Die Europäische Union verschärft ihr Klimaziel für 2030 deutlich. Um mindestens 55 Prozent soll der Ausstoß von Treibhausgasen unter den Wert von 1990 sinken. Dies beschloss der EU-Gipfel in Brüssel am Freitagmorgen, wie Ratschef Charles Michel mitteilte.
Bisher galt ein Ziel von minus 40 Prozent. Zuvor waren die Verhandlungen über das Klimaziel festgefahren. Zwar waren sich die 27 Staaten nach Angaben aus EU-Kreisen weitgehend einig, das Ziel für 2030 deutlich hochzuschrauben. Polen und einige andere östliche Länder beharrten aber dem Vernehmen nach auf zusätzlichen finanziellen Hilfen für die Energiewende.
Am Donnerstag war den 27 Staaten beim Haushalt eine wichtige Einigung gelungen: Der Gipfel machte den Weg frei für das 1,8 Billionen schwere Finanzpaket für die nächsten sieben Jahre. Den Durchbruch brachte ein von Deutschland vermittelter Kompromiss, den alle Staats- und Regierungschefs billigten. Bundeskanzlerin Angela Merkel (CDU) kann damit kurz vor Ende der deutschen EU-Ratspräsidentschaft einen Erfolg verbuchen.

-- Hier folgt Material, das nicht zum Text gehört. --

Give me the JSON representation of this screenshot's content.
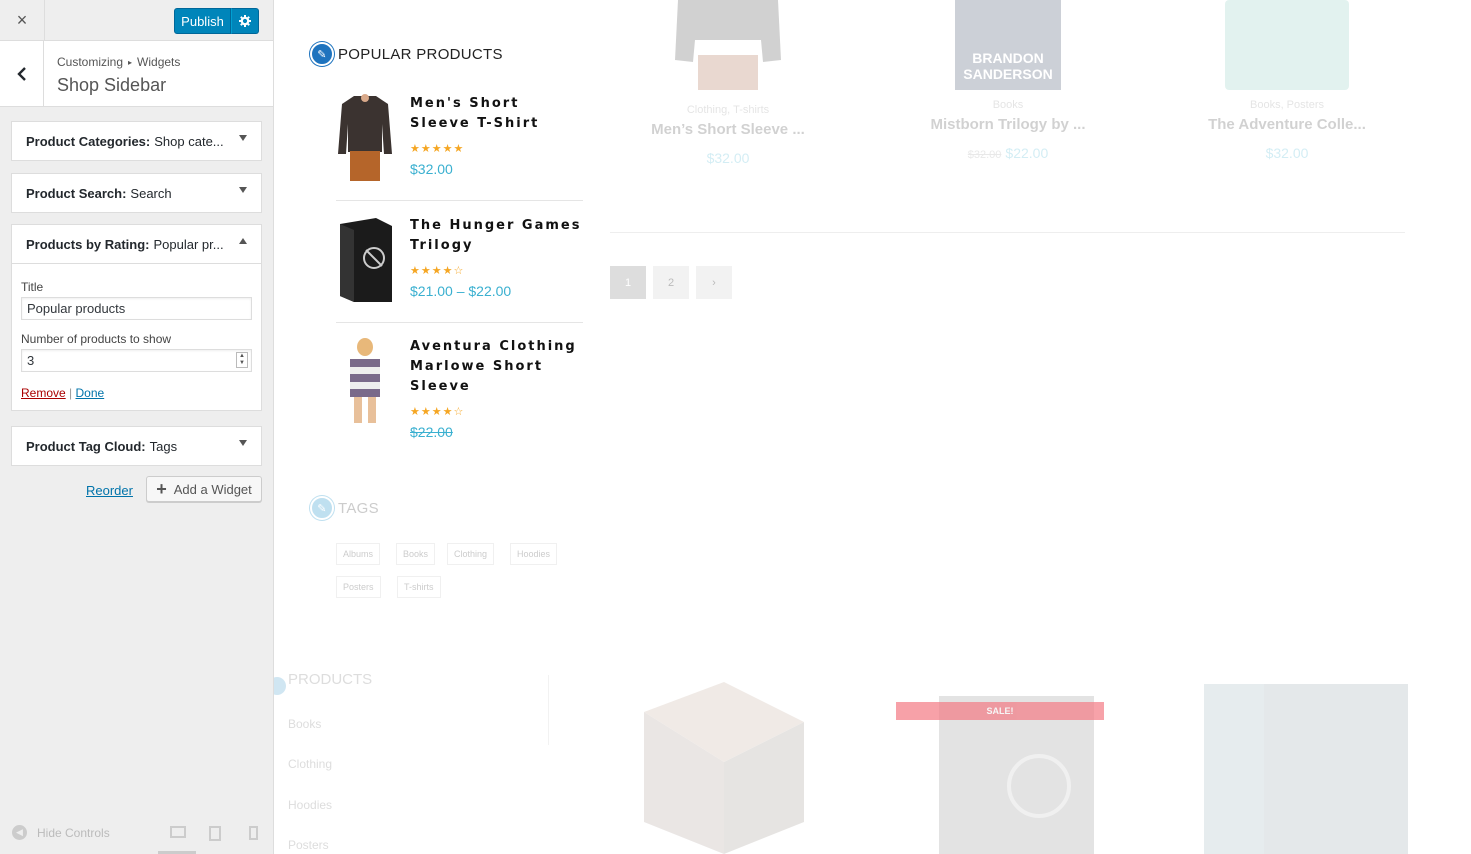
{
  "customizer": {
    "close_label": "×",
    "publish_label": "Publish",
    "breadcrumb": {
      "part1": "Customizing",
      "sep": "▸",
      "part2": "Widgets"
    },
    "section_title": "Shop Sidebar",
    "widgets": [
      {
        "type": "Product Categories:",
        "name": "Shop cate..."
      },
      {
        "type": "Product Search:",
        "name": "Search"
      },
      {
        "type": "Products by Rating:",
        "name": "Popular pr..."
      },
      {
        "type": "Product Tag Cloud:",
        "name": "Tags"
      }
    ],
    "rating_form": {
      "title_label": "Title",
      "title_value": "Popular products",
      "count_label": "Number of products to show",
      "count_value": "3",
      "remove_label": "Remove",
      "separator": "|",
      "done_label": "Done"
    },
    "reorder_label": "Reorder",
    "add_widget_label": "Add a Widget",
    "hide_controls_label": "Hide Controls"
  },
  "preview": {
    "popular": {
      "title": "POPULAR PRODUCTS",
      "items": [
        {
          "name": "Men's Short Sleeve T-Shirt",
          "stars": "★★★★★",
          "price": "$32.00"
        },
        {
          "name": "The Hunger Games Trilogy",
          "stars": "★★★★☆",
          "price": "$21.00 – $22.00"
        },
        {
          "name": "Aventura Clothing Marlowe Short Sleeve",
          "stars": "★★★★☆",
          "price": "$22.00"
        }
      ]
    },
    "grid": [
      {
        "cat": "Clothing, T-shirts",
        "name": "Men’s Short Sleeve ...",
        "old_price": "",
        "price": "$32.00"
      },
      {
        "cat": "Books",
        "name": "Mistborn Trilogy by ...",
        "old_price": "$32.00",
        "price": "$22.00",
        "cover_line1": "BRANDON",
        "cover_line2": "SANDERSON"
      },
      {
        "cat": "Books, Posters",
        "name": "The Adventure Colle...",
        "old_price": "",
        "price": "$32.00"
      }
    ],
    "pagination": [
      "1",
      "2",
      "›"
    ],
    "tags": {
      "title": "TAGS",
      "items": [
        "Albums",
        "Books",
        "Clothing",
        "Hoodies",
        "Posters",
        "T-shirts"
      ]
    },
    "products": {
      "title": "PRODUCTS",
      "links": [
        "Books",
        "Clothing",
        "Hoodies",
        "Posters"
      ]
    },
    "sale_badge": "SALE!",
    "accent_color": "#1e73be",
    "price_color": "#3ab0d0",
    "star_color": "#f5a623"
  }
}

Ungarn und Polen hatten das Haushaltspaket einschließlich 750 Milliarden Euro an Corona-Hilfen blockiert, weil sie mit einem neuen Rechtsstaats-Mechanismus nicht einverstanden waren. Doch warteten die von der Pandemie hart getroffenen EU-Staaten dringend auf das Geld. Der Gemeinschaft drohte ein ernster Dauerkonflikt. Nun können die Hilfen fließen, sofern das Europaparlament zustimmt. Auch ein Nothaushalt 2021 bleibt der EU voraussichtlich erspart.

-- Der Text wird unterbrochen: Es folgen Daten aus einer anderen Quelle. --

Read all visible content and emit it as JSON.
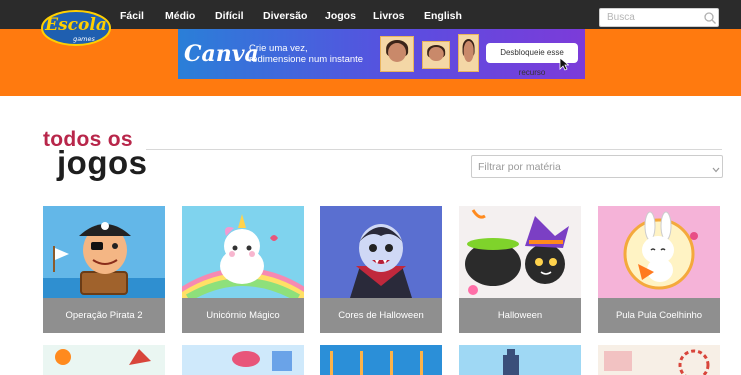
{
  "header": {
    "logo_text": "Escola",
    "logo_subtext": "games",
    "nav": [
      "Fácil",
      "Médio",
      "Difícil",
      "Diversão",
      "Jogos",
      "Livros",
      "English"
    ],
    "search_placeholder": "Busca"
  },
  "ad": {
    "brand": "Canva",
    "text": "Crie uma vez,\nredimensione num instante",
    "cta": "Desbloqueie esse recurso"
  },
  "main": {
    "title_line1": "todos os",
    "title_line2": "jogos",
    "filter_placeholder": "Filtrar por matéria"
  },
  "games": [
    {
      "label": "Operação Pirata 2",
      "bg": "#63b7e8"
    },
    {
      "label": "Unicórnio Mágico",
      "bg": "#7fd3ee"
    },
    {
      "label": "Cores de Halloween",
      "bg": "#5a6fd0"
    },
    {
      "label": "Halloween",
      "bg": "#f4f0f0"
    },
    {
      "label": "Pula Pula Coelhinho",
      "bg": "#f5b3d8"
    }
  ],
  "colors": {
    "accent_orange": "#ff7a0f",
    "topbar": "#2b2b2b",
    "title_red": "#b8264a",
    "card_label_bg": "#8f8f8f"
  }
}
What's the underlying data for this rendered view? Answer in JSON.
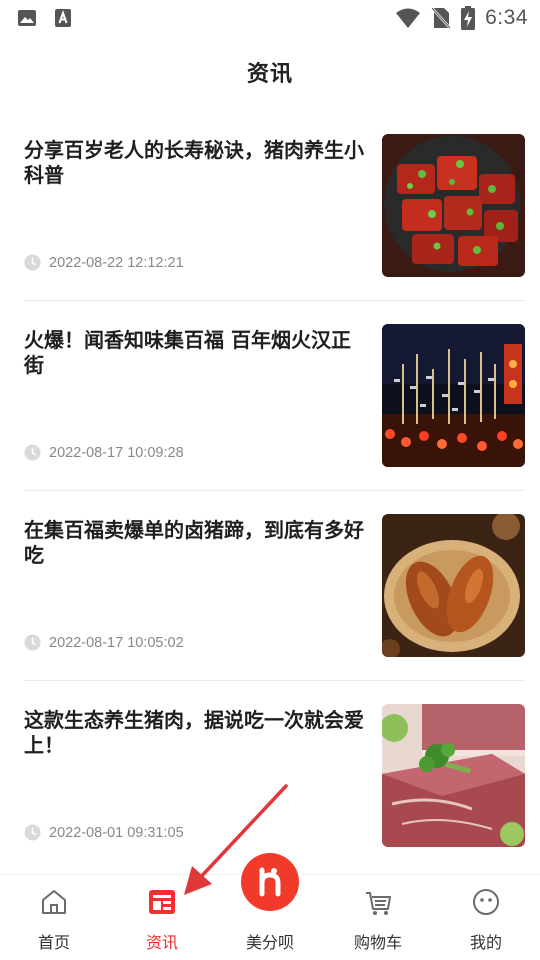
{
  "status_bar": {
    "time": "6:34",
    "left_icons": [
      "image-icon",
      "font-a-icon"
    ],
    "right_icons": [
      "wifi-icon",
      "no-sim-icon",
      "battery-charging-icon"
    ]
  },
  "header": {
    "title": "资讯"
  },
  "articles": [
    {
      "title": "分享百岁老人的长寿秘诀，猪肉养生小科普",
      "time": "2022-08-22 12:12:21",
      "thumb": "braised-pork"
    },
    {
      "title": "火爆！闻香知味集百福 百年烟火汉正街",
      "time": "2022-08-17 10:09:28",
      "thumb": "night-street"
    },
    {
      "title": "在集百福卖爆单的卤猪蹄，到底有多好吃",
      "time": "2022-08-17 10:05:02",
      "thumb": "braised-trotters"
    },
    {
      "title": "这款生态养生猪肉，据说吃一次就会爱上！",
      "time": "2022-08-01 09:31:05",
      "thumb": "raw-pork"
    }
  ],
  "bottom_nav": {
    "active": "资讯",
    "items": [
      {
        "label": "首页",
        "icon": "home-icon"
      },
      {
        "label": "资讯",
        "icon": "news-icon"
      },
      {
        "label": "美分呗",
        "icon": "meifenbei-logo-icon"
      },
      {
        "label": "购物车",
        "icon": "cart-icon"
      },
      {
        "label": "我的",
        "icon": "profile-face-icon"
      }
    ]
  },
  "colors": {
    "accent": "#f23030",
    "text_primary": "#1f1f1f",
    "text_secondary": "#888888",
    "annotation_arrow": "#e0373b"
  }
}
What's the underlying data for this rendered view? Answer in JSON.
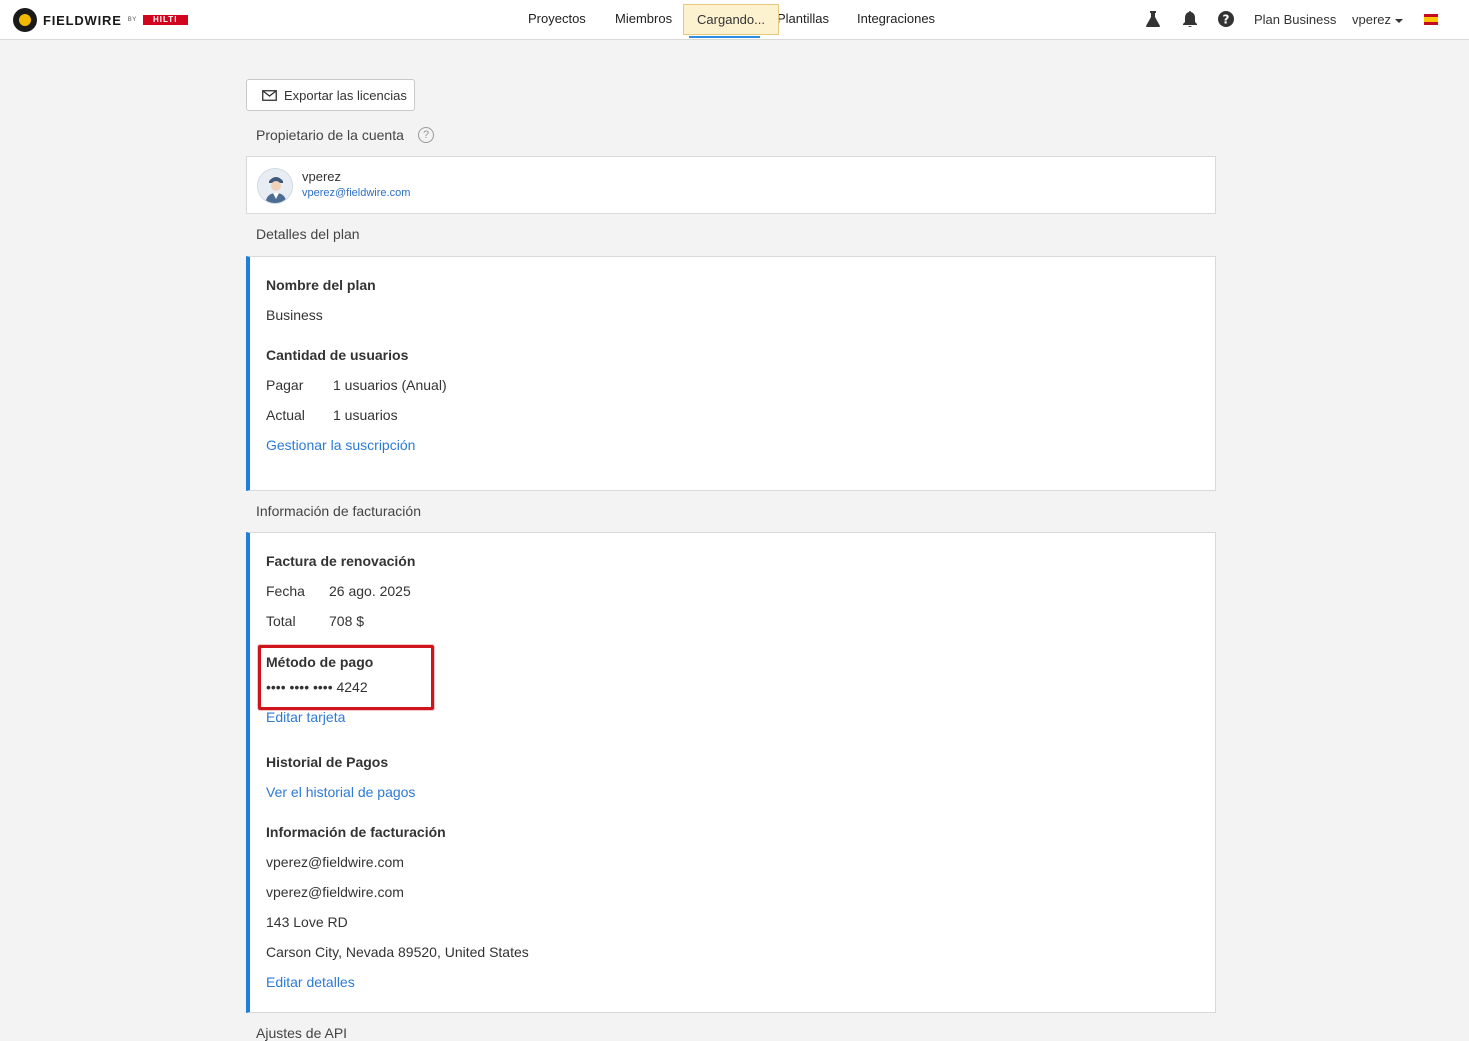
{
  "brand": {
    "name": "FIELDWIRE",
    "by": "BY",
    "partner": "HILTI"
  },
  "nav": {
    "projects": "Proyectos",
    "members": "Miembros",
    "loading": "Cargando...",
    "templates": "Plantillas",
    "integrations": "Integraciones"
  },
  "header_right": {
    "plan": "Plan Business",
    "user": "vperez"
  },
  "actions": {
    "export_label": "Exportar las licencias"
  },
  "owner": {
    "section_title": "Propietario de la cuenta",
    "help": "?",
    "username": "vperez",
    "email": "vperez@fieldwire.com"
  },
  "plan": {
    "section_title": "Detalles del plan",
    "name_label": "Nombre del plan",
    "name_value": "Business",
    "users_label": "Cantidad de usuarios",
    "pay_label": "Pagar",
    "pay_value": "1 usuarios (Anual)",
    "current_label": "Actual",
    "current_value": "1 usuarios",
    "manage_link": "Gestionar la suscripción"
  },
  "billing": {
    "section_title": "Información de facturación",
    "renewal_label": "Factura de renovación",
    "date_label": "Fecha",
    "date_value": "26 ago. 2025",
    "total_label": "Total",
    "total_value": "708 $",
    "payment_label": "Método de pago",
    "card_masked": "•••• •••• •••• 4242",
    "edit_card_link": "Editar tarjeta",
    "history_label": "Historial de Pagos",
    "history_link": "Ver el historial de pagos",
    "info_label": "Información de facturación",
    "email_1": "vperez@fieldwire.com",
    "email_2": "vperez@fieldwire.com",
    "address_1": "143 Love RD",
    "address_2": "Carson City, Nevada 89520, United States",
    "edit_details_link": "Editar detalles"
  },
  "api": {
    "section_title": "Ajustes de API"
  },
  "icons": {
    "lab": "flask-icon",
    "notifications": "bell-icon",
    "help": "question-icon",
    "export": "envelope-icon",
    "language": "spain-flag-icon"
  },
  "colors": {
    "accent": "#1e7fd8",
    "link": "#2d7ad6",
    "highlight": "#d0141c",
    "loading_bg": "#fdf2cf",
    "brand_red": "#d2051e"
  }
}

Der Kompromiss sieht eine Zusatzerklärung zu dem neuen Mechanismus vor, mit dem bestimmte Rechtsstaatsverstöße durch Kürzung von EU-Mitteln geahndet werden können. Darin sind Möglichkeiten festgelegt, wie Ungarn und Polen sich gegen die Anwendung der Regelung wehren könnten. Dazu gehört eine Überprüfung durch den Europäischen Gerichtshof, was die Anwendung des Verfahrens deutlich hinauszögern könnte.

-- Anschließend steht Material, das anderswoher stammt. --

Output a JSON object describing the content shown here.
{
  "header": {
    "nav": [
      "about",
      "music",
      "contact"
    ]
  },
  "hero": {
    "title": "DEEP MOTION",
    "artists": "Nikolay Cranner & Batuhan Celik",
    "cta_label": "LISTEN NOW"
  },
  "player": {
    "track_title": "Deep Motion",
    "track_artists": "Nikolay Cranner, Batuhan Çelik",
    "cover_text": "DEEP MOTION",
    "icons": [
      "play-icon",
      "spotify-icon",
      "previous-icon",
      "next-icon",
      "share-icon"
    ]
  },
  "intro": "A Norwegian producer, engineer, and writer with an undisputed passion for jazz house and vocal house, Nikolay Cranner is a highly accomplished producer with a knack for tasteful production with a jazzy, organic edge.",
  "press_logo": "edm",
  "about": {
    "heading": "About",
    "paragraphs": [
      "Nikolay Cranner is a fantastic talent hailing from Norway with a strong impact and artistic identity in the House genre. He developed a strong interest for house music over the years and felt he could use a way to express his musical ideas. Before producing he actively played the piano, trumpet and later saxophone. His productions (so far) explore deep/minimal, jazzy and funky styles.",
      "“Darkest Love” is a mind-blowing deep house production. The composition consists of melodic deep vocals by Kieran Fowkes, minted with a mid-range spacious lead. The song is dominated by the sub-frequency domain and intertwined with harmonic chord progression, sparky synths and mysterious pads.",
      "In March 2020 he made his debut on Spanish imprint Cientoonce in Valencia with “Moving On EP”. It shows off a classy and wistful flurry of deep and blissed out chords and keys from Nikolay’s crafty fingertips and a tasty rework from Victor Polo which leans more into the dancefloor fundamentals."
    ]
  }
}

Polen und Ungarn kündigten tatsächlich umgehend eine EuGH-Klage an. Den Kompromiss verbuchten sie als Erfolg für sich. Befürworter des Rechtsstaats-Mechanismus freuten sich ihrerseits, dass das Instrument nun tatsächlich eingeführt wird. Der Grünen-Europaabgeordnete Rasmus Andresen meinte, die Zusatzerklärung sei unverbindlich. Erleichterung herrschte vor allem, dass in der Corona-Krise die Finanzmittel freigegeben werden. «Europa beweist seine Handlungsfähigkeit», sagte Bundesfinanzminister Olaf Scholz.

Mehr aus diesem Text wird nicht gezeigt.